Vandaag :
♔ niets op de agenda
Vandaag jeugd:
Vandaag niets op de jeugdagenda

roha

Bekercompetitie

De eerste kwartfinale van de bekercompetitie heeft meteen een verrassing opgeleverd. Marc Holla wist vorige week onze kersverse IM Barry Brink op remise te houden. Door het ratingverschil van meer dan 150 punten bekert Marc verder.

In de halve finale komt hij met zwart Jacob van Twisk of Pieter Hopman tegen. Jacob en Pieter spelen hun partij morgen, 7 februari. Pieter moet winnen om door te gaan.

Morgen spelen ook Frank van der Velpen en Wim Luberti hun kwartfinale. Het ratingverschil is dusdanig dat Wim moet winnen om door te kunnen.

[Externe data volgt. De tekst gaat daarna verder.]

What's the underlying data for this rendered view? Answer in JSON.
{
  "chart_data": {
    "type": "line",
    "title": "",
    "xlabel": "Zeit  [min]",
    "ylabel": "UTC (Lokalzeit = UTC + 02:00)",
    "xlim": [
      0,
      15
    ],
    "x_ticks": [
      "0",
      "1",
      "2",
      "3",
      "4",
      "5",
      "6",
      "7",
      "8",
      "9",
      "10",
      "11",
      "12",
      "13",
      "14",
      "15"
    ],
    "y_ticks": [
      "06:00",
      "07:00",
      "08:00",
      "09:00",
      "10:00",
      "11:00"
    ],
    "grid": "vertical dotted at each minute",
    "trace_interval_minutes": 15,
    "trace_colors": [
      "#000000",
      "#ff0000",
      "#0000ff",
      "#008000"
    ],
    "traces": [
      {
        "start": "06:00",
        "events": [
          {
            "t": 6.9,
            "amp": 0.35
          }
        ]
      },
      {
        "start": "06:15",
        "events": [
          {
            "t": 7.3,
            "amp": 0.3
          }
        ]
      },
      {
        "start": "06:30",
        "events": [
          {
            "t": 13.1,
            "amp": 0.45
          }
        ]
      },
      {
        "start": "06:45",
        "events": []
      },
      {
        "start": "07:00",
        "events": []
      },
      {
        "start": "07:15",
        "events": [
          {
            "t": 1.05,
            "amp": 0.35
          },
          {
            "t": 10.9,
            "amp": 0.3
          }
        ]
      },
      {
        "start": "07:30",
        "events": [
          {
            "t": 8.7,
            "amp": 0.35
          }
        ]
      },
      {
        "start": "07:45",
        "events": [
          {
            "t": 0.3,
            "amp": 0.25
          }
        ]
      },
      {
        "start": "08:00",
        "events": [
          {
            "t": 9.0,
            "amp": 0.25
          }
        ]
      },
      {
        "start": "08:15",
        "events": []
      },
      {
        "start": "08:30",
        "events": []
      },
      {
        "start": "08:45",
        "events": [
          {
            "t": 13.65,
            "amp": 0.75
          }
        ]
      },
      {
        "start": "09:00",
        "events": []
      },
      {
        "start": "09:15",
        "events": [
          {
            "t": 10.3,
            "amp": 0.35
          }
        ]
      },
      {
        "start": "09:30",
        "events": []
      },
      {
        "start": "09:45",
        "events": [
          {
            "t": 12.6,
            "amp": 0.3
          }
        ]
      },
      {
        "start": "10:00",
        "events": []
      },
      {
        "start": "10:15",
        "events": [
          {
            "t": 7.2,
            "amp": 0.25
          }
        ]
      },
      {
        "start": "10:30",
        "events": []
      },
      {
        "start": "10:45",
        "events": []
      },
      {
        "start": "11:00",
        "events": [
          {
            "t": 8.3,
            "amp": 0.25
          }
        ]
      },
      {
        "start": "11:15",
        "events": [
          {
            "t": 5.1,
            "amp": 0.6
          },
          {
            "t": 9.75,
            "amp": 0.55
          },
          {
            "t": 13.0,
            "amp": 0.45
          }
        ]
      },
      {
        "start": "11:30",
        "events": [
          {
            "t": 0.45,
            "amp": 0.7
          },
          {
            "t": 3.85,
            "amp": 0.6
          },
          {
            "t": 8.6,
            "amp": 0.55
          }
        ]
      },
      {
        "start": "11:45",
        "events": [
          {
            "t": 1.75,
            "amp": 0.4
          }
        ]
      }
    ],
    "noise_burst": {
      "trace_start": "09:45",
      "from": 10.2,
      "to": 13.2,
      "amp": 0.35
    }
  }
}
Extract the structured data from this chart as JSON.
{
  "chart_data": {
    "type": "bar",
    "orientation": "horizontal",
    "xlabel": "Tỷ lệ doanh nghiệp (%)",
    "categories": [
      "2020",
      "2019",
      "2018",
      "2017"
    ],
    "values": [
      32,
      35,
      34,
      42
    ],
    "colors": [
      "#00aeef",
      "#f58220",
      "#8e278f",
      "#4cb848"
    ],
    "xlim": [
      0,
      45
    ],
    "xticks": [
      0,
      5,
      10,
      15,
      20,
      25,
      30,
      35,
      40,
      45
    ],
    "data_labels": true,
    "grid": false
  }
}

De laatste kwartfinale gaat tussen de winnaar van de nog te spelen partij tussen Lucas van Mil en Evert Schlebaum, en Paul Volkers. Gaat Lucas door, dan heeft Paul wit, bekert Evert verder dan heeft Paul zwart.

Voorjaarstoernooi 2019

Op het moment van schrijven staat de teller op 36 aanmeldingen voor het Voorjaarstoernooi waarvan 23 van SC Purmerend. Het begint dus al aardig te lopen!

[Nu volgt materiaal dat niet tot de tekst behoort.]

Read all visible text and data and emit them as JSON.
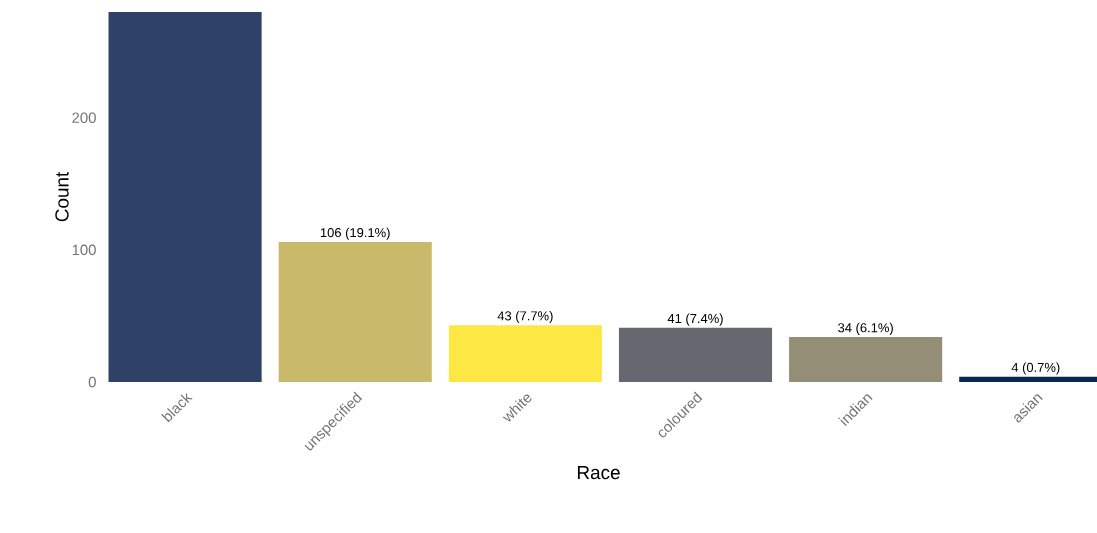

Het Voorjaarstoernooi wordt dit jaar begin maart, op de 8e en de 9e, gehouden, de vorige edities waren eind april, begin mei. Daarmee is de planning van het toernooi weer terug zoals het ooit begon. Onze secretaris Foppe Reinders liet onlangs weten dat hij in het papieren archief een aankondiging van het Voorjaarstoernooi uit 1965 had gevonden. Toen werd het op zaterdag en zondag gespeeld. Tegenwoordig spelen we op vrijdagavond en zaterdag overdag, hetgeen door de deelnemers als zeer plezierig wordt ervaren. Foppe vroeg zich af of het toernooi in 1965 voor de eerste keer werd gehouden. Frank Reurs, ons bestuurslid jeugd en als zodanig organisator van het scholentoernooi, zocht toevallig in het archief met de digitale clubbladen en keek gelijk naar wat hij zag over het Voorjaarstoernooi. Hij vond een vermelding uit 1971 (14e jaargang, nr 3, lees het na!), waarin werd gesproken over de 14e editie van het Voorjaarstoernooi, met het fabelachtige aantal van 136 deelnemers! Dat toernooi was zo groot omdat het ter ere van het 40-jarig bestaan van Schaakclub Purmerend was. Er waren twee invitatiegroepen met coryfeeën uit die tijd als Fred van der Vliet, Lex Jongsma en Frits Roessel. Dat zou betekenen dat het Voorjaarstoernooi, aangenomen dat het elk jaar werd georganiseerd, al in 1958 voor de eerste keer heeft plaatsgevonden.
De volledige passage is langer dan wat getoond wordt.